Joe Manchin’s daughter emerges as key adviser as he considers 2024 path

WASHINGTON — Sen. Joe Manchin is keeping the nation guessing on his future plans, and one person has emerged as the West Virginia Democrat's closest confidant as he charts a political course that could shake Washington: his daughter, Heather Manchin.

Since stepping down as the CEO of pharmaceutical company Mylan, where she became the first woman to run a Fortune 500 pharmaceutical company, she has been heavily involved in her father’s political dealings, serving as a top adviser, according to three people close to the family.

It comes as Manchin, 76, openly flirts with a third-party run for president, having been courted by No Labels, the centrist group, as it seeks to present an alternative to voters shuddering at the prospect of a Biden-Trump rematch. Manchin has also kept the door open to a Senate re-election bid in heavily Republican West Virginia in 2024, when the state will be one of the GOP’s top targets as the party tries to flip the chamber.

And now, Heather Manchin, 56, is also launching her own centrist nonprofit group, first reported by The Wall Street Journal, pitching donors on a $100 million project that would boost middle-of-the-road candidates and policies.

She insists that the effort is entirely separate from her father.

“I love and support my father in whatever he decides to do,” Heather Manchin told NBC News in a statement. “But this effort is entirely independent of him because it’s bigger than him or any one person.”

She is closely involved in the senator’s decision-making and has maintained frequent contact with not only Manchin, but also his Senate staff, according to the sources who spoke on the condition of anonymity.

A spokesperson for Joe Manchin declined to comment.
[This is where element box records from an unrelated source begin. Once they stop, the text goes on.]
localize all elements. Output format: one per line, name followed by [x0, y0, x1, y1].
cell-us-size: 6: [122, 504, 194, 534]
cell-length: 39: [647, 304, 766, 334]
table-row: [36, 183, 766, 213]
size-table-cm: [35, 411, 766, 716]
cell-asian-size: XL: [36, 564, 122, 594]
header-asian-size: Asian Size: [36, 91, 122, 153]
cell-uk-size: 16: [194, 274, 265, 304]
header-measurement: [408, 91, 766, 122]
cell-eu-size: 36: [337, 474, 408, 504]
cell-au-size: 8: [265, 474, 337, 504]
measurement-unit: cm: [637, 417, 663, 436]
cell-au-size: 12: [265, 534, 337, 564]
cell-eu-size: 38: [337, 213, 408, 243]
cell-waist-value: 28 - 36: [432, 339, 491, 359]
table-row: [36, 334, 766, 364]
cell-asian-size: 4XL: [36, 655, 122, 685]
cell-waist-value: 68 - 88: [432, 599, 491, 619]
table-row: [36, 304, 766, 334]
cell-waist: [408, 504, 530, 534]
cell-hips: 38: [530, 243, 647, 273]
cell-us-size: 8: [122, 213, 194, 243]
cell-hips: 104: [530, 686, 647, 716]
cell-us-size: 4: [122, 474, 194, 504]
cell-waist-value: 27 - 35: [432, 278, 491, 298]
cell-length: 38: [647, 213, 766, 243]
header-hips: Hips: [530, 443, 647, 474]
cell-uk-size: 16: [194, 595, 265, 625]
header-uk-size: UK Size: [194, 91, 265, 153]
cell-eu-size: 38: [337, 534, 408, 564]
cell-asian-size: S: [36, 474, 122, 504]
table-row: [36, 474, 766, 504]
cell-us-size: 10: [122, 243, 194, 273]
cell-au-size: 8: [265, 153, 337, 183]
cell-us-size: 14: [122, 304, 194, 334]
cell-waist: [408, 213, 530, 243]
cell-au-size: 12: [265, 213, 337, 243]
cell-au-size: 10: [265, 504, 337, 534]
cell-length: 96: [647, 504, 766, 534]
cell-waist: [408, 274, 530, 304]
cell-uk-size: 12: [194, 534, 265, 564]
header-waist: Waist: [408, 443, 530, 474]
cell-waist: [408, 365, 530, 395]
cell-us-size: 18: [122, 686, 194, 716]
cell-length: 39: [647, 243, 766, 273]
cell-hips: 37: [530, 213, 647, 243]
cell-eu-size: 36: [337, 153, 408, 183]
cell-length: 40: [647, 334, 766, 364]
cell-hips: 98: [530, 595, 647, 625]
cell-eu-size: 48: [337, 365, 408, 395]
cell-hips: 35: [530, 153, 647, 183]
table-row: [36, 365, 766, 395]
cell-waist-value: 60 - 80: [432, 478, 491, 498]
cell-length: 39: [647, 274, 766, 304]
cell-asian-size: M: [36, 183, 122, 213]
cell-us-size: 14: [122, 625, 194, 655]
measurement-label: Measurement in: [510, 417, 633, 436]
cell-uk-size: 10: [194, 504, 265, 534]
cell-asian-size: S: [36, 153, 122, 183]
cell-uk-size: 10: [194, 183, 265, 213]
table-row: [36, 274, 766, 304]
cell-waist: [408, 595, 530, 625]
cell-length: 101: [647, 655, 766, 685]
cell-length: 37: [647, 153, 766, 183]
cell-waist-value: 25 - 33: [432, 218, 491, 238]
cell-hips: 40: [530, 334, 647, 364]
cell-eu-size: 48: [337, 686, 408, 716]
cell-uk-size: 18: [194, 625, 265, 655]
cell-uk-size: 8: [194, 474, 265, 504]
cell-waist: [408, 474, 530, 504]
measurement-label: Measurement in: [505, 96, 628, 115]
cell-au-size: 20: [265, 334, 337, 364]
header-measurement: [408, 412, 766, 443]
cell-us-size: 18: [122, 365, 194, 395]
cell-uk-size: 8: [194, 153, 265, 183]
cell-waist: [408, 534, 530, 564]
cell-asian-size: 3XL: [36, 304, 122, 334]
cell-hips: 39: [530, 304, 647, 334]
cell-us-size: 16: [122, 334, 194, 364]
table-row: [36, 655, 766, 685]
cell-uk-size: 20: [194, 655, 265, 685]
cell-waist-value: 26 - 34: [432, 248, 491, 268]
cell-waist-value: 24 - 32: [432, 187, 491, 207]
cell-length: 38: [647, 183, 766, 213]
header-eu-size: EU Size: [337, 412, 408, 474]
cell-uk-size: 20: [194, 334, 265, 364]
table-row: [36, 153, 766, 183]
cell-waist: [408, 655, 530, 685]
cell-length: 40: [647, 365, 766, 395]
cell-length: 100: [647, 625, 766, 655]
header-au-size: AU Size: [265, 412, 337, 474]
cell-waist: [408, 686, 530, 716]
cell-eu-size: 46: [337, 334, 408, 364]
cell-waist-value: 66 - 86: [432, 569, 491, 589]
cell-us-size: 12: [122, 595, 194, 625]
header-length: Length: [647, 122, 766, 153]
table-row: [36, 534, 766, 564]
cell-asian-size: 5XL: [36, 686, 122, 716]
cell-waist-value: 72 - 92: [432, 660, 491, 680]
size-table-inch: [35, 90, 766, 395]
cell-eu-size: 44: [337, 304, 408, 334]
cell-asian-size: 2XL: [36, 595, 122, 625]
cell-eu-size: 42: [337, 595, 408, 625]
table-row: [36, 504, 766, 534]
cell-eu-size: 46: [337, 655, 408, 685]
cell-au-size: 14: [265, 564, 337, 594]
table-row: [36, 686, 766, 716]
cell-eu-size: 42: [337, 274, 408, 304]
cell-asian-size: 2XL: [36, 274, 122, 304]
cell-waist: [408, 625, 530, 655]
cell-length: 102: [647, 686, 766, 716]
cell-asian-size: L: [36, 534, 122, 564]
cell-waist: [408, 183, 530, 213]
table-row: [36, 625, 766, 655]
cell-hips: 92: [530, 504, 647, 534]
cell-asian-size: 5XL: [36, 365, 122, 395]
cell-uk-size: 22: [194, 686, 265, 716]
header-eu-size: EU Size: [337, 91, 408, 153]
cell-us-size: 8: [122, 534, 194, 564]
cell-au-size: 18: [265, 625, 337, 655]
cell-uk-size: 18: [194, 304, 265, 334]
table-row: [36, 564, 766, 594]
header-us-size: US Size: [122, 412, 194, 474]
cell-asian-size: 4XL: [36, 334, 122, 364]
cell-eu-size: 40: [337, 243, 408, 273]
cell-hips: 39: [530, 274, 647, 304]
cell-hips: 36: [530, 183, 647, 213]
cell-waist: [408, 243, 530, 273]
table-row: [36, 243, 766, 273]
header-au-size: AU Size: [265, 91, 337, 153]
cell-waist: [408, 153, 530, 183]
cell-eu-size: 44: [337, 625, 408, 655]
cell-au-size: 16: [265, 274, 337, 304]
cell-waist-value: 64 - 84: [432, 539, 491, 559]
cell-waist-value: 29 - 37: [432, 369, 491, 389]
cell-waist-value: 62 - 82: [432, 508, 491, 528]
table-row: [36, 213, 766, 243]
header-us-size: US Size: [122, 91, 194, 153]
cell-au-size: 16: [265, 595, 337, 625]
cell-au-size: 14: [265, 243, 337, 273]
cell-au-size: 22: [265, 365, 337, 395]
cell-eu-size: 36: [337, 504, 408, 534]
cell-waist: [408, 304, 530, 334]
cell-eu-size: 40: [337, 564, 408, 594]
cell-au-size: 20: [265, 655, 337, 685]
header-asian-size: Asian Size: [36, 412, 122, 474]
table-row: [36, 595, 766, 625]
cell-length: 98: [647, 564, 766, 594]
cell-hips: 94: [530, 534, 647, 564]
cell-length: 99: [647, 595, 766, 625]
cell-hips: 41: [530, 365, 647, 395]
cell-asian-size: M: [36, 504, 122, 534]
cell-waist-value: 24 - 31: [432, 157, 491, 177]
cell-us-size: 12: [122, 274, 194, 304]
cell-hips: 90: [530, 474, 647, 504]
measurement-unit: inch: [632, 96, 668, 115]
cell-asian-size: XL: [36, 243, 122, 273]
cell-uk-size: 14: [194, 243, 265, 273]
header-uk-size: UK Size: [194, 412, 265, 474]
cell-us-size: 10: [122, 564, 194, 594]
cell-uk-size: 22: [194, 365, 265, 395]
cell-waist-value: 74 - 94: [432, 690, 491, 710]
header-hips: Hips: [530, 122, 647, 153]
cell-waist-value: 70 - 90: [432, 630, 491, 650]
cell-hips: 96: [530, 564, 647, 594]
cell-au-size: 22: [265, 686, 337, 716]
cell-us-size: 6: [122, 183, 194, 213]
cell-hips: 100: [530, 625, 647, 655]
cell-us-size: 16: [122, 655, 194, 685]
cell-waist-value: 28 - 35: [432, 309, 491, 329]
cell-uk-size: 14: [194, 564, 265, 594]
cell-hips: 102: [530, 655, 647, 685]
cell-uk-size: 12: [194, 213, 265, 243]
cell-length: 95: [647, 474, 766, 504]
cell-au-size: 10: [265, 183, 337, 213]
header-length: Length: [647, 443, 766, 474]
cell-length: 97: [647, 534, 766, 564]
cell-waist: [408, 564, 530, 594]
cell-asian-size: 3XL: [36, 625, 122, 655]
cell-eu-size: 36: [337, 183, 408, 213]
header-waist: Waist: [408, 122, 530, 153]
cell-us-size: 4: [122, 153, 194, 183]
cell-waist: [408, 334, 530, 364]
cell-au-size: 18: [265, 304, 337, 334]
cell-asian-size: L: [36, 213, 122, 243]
And the focus of the new nonprofit group dovetails with Manchin’s political journey in the Senate and his considerations around 2024. He has blasted Democrats and Republicans repeatedly for “extreme abnormal” partisanship and, during a radio interview earlier this month, even threatened to leave the Democratic Party to become an independent.

Heather Manchin’s new organization, described by one source as “adjacent” to No Labels rather than a direct competitor, is still in its early stages. The source said she is in the process of fundraising and hiring staff and as of now is not interested in entering the political arena herself.

Her direct entrance into politics comes years after reports alleging that as the CEO of Mylan, she worked with the then-CEO of Pfizer more than a decade ago to keep prices of the EpiPen product artificially high, as her company gave generous contributions to her father’s Senate campaigns.

After her father began leaning on her in recent years, Heather Manchin saw first-hand the “incredible dysfunction” in the political system and has since sought to fix it, a source close to the Manchin family said.

“Manufacturing anger is now the surest path to power in American politics,” Heather Manchin told NBC News. “And it’s tearing us apart.”